How the US Funds NATO: The Rise of the Global Police Force


Susanne Posel
Occupy Corporatism

April 26, 2013

The North Atlantic Treaty Organization (NATO) Police Operational Mentor and Liaison Team (POMLT) combines police forces from over 20 countries to “coach, teach, mentor, provide the conduit for liaison, and when necessary, support the operational planning and employment of the ANP unit to which they are aligned in order to support the development of a professional, sufficient and self-sustaining ANP.”

This year, NATO facilitated an airstrike against the CIA – created Taliban in Ghazni, Afghanistan. It was confirmed by local authorities that “”The NATO planes went there to assist the police, but the post was bombed and four police were killed. Two civilians present were also killed.”

Because of the rise of the BRICs nations, the NATO believes that countries will need to rely on this international police force “to manage a range of threats and challenges.”

The perception of the international community is that the BRICs nations are “torn internally between accepting the status quo . . . only if their power in the institution is increased; or trying to fashion a new system altogether.”

While the Chinese are recognized as having more “blue hats” than any other rising super power and “becoming increasingly involved in global police work” NATO sees this nation as lacking “the willingness or wherewithal to take responsibility” to take care of themselves.

Global cooperation is encouraged with natural resources such as food and water; as well as combating climate change and “the proliferation of weapons of mass destruction” as the temperament of relations between nations becomes more “problematic”.

In recent years, NATO has grown into a “UN-US crafted attempt to build history’s first, first of all largest military bloc of 28 members, with 3 nuclear powers – nothing like this has ever existed before.”

Andres Fogh Rasmussen, secretary general of NATO, travelled to South Korea with Alexander Vershbow, command deputy secretary general of NATO to “openly discussed the possibility of invoking article 5 of the mutual military assistance clause against N. Korea in the event of conflict between the two countries.”

In 2011, then US Defense Secretary Robert Gates admonished the US government for “willing and eager for American taxpayers to assume the growing security burden left by reductions in European defense budgets.”

Gates acknowledged that with the US contributing $711.8 million to NATO operations in foreign nations translates to 1/5 to ¼ of NATO’s overall budget.
Andrew Bacevich, professor at Boston University, commented that the US spends more on NATO than “all other nations on the planet combined.”

According to the Congressional Budget Service, in 2009 – 2010 the US government, through the Department of the Army’s Operations and Maintenance account, provided between $408 million and $431 million.

The 2012 Department of Defense (DoD) Military Construction Program and Budget (MCPB) document shows a contribution to funding for NATO surveillance programs and intelligence operations, mobility, logistics with a focus on transportation and infrastructure.

The US contributed $282 million to NSIP under the guise of ongoing military operations that seek to preserve peace while NATO itself as focused its efforts on national politics and economics.

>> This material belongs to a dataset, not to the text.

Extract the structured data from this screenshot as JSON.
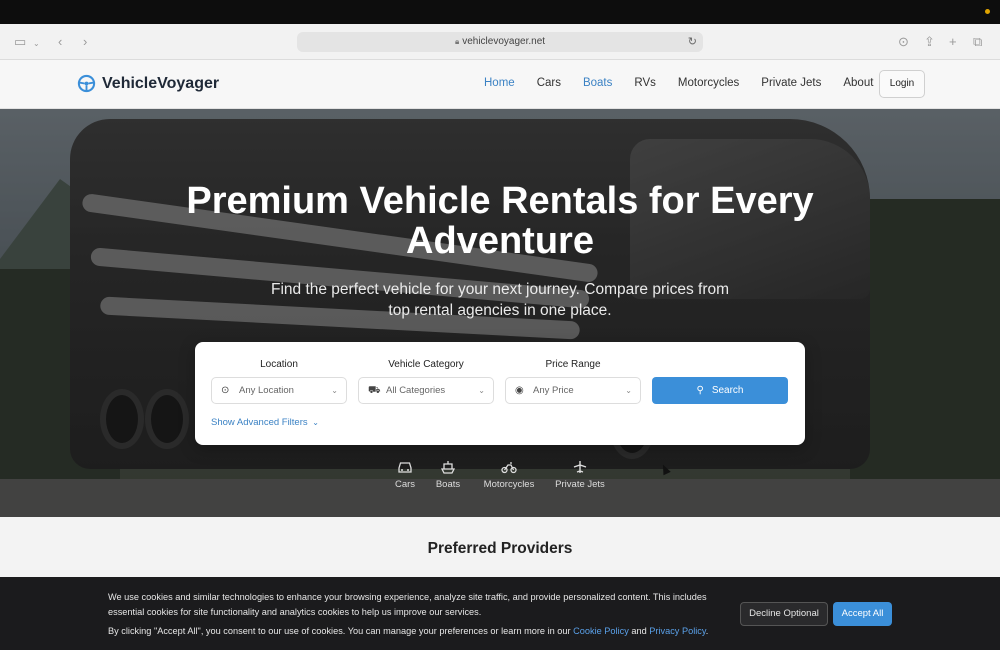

This money has resulted in the redirection of the NATO Security Investment Program (NSIP) activities, supporting European bases and US facilities, financing Pentagon missions such as Desert Storm and training allocated civilians in Afghanistan and Iraq. Defense and private sector corporations have been given NSIP contracts to keep the flow of resources increasing funding for the use of this global police force.

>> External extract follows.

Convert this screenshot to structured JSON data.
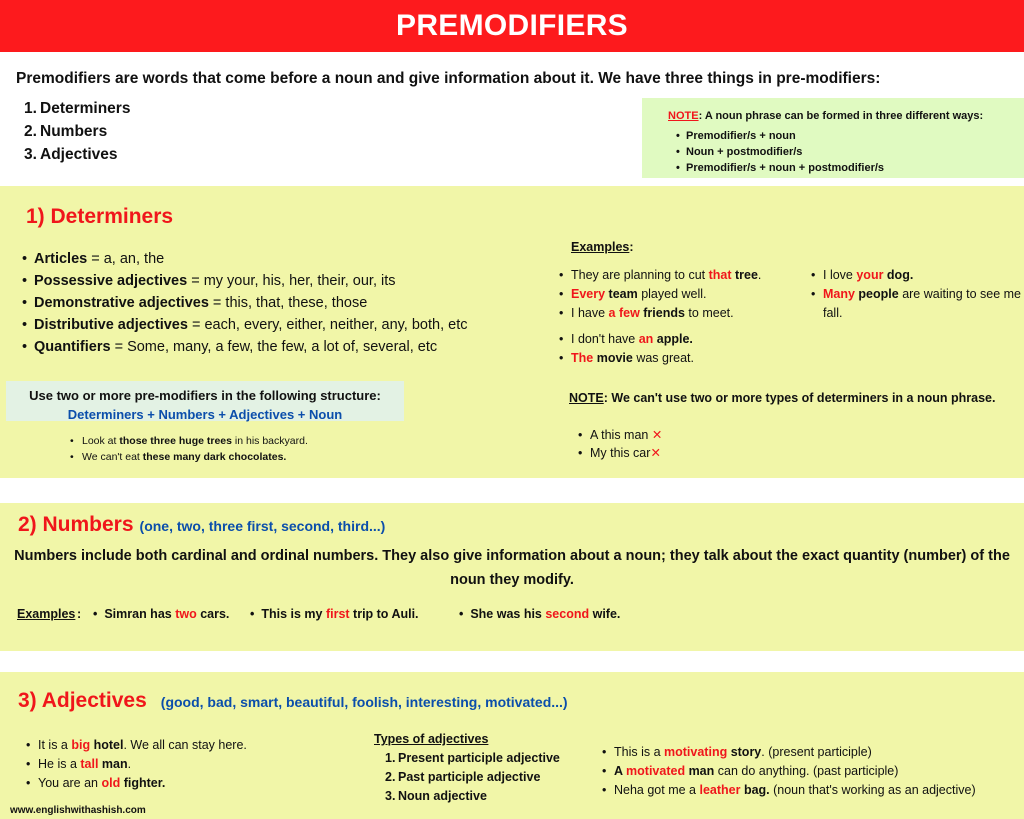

John Kerry, US Secretary of State, said that NATO should become an active force in Syria against the current governmental powers.

Kerry stated: “We should also carefully and collectively consider how NATO is prepared to respond to protect its members from a Syrian threat, including any potential chemical weapons threat.”

Chuck Hagel, Secretary of Defense, remarked that the US is not convinced that the assertions that the Syrian government is engaged in and has access to chemical weapons.

Jay Carey, press secretary for the White House confirmed Hagel’s statement when he explained that there is no infallible evidence that the Syrian government is actively using chemical weapons.

On a recent trip to Abu Dhabi, Hagel told reporters that he has received letters from the White House that claim “our intelligence community does assess, with varying degrees of confidence, that the Syrian regime has used chemical weapons on a small scale in Syria, specifically, the chemical agent sarin.”

Kerry spoke from Washington, DC to confirm that there was “intelligence” stating that on 2 instances, Syria used chemical weapons, although when this was or whether there were casualties was not mentioned.

This new development is the perfect excuse to attack Syria, as Obama has said that the use of chemical weapons would be a “game-changer”.